壁とほとんど同化した扉が、単調な明かりに照らしだされていた。
まさしく政府建物内に広がっているであろう光景そのもの。
本物と偽の通路の見分けはつかない。
まさに罠。
偽の通路をたどれば、どこかに導かれていき、そして始末される。
しかし今、目の前に広がっている光景は、趣が全く異なっていた。
手探りするほどの黒一色の世界。
投光器に照らし出されて、幾分青みがさす。
上部では青みが増し、小さな光の渦が揺らめいていた。
ルートを間違ったか……。
どこで……。
足元を見れば、礫交じりの砂地。
波紋が描かれている。
「海……の底……」
そんな言葉が隊員の口から漏れた。
穏やかな浅海。
バーチャルである証拠に、呼吸ができる。
ただ、水中を泳ぐように、動きは制限されている。
ここで自分たちの武器は発砲できるのか。
すぐに戻るべきだ。
しかし、一旦ここに足を踏み入れた以上、踵を返したところで戻れるものでもない。
不安が浮かんだ時である。
岩陰から男の子が顔を覗かせたのは。
ンドペキは心を固まらせ、銃を構えた。
五、六歳か。
こんなところにいるはずがない。
と、
「おじさんたち」
と、子供の口が動いた。
バーチャルな仕掛けによって出現した人間に興味はない。
撃ち抜くのみ。
「撃たないで」
と、また声。
隊員たちが投げかけるライトに照らし出されて、少年の裸の上半身が白く浮かび上がる。
夜の海の中、モノクロームの世界の中で、顔には生気がないように見えた。
「多くのアギが死ぬことになるよ」
ん?
アギという言葉に、意識の中のイコマが反応してしまった。
引き金を引くタイミングが遅れた。
「ここには、百万人ものアギが住んでいるんだ」
「う」
嘘をつくなと、声に出しそうになった。
この少年の幻影に言葉を掛ける。それはとりもなおさず、バーチャルな仕掛けに乗ることになる。
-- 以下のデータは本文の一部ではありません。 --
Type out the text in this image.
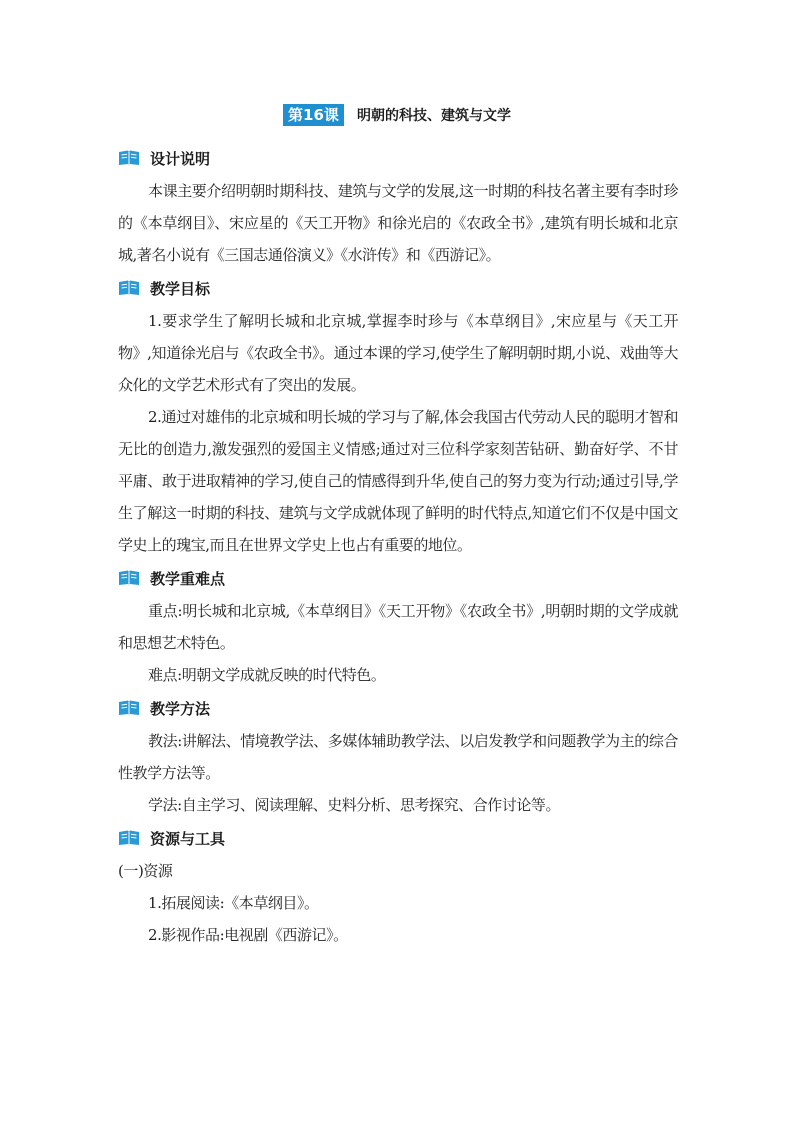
第16课 明朝的科技、建筑与文学
设计说明

本课主要介绍明朝时期科技、建筑与文学的发展,这一时期的科技名著主要有李时珍的《本草纲目》、宋应星的《天工开物》和徐光启的《农政全书》,建筑有明长城和北京城,著名小说有《三国志通俗演义》《水浒传》和《西游记》。

教学目标

1.要求学生了解明长城和北京城,掌握李时珍与《本草纲目》,宋应星与《天工开物》,知道徐光启与《农政全书》。通过本课的学习,使学生了解明朝时期,小说、戏曲等大众化的文学艺术形式有了突出的发展。

2.通过对雄伟的北京城和明长城的学习与了解,体会我国古代劳动人民的聪明才智和无比的创造力,激发强烈的爱国主义情感;通过对三位科学家刻苦钻研、勤奋好学、不甘平庸、敢于进取精神的学习,使自己的情感得到升华,使自己的努力变为行动;通过引导,学生了解这一时期的科技、建筑与文学成就体现了鲜明的时代特点,知道它们不仅是中国文学史上的瑰宝,而且在世界文学史上也占有重要的地位。

教学重难点

重点:明长城和北京城,《本草纲目》《天工开物》《农政全书》,明朝时期的文学成就和思想艺术特色。

难点:明朝文学成就反映的时代特色。

教学方法

教法:讲解法、情境教学法、多媒体辅助教学法、以启发教学和问题教学为主的综合性教学方法等。

学法:自主学习、阅读理解、史料分析、思考探究、合作讨论等。

资源与工具

(一)资源

1.拓展阅读:《本草纲目》。

2.影视作品:电视剧《西游记》。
あらかじめセットされたストーリーの歯車が回り始め、罠が発動する。
「アギだけじゃないよ、マトもいるしメルキトもいる。アンドロもいるんだ。少数だけど」
海底の砂が少し舞い上がり、左方へ流れていく。
その時になって、海流を感じた。
目の前を魚の群れが横切っていった。
夜の海底は、穏やかだが、何者かが潜んでいるような気もする。
身を切るように海水は冷たいが、透明度は高く、光は遠くまで届く。
遠くの岩礁の陰影がうっすらと見えていた。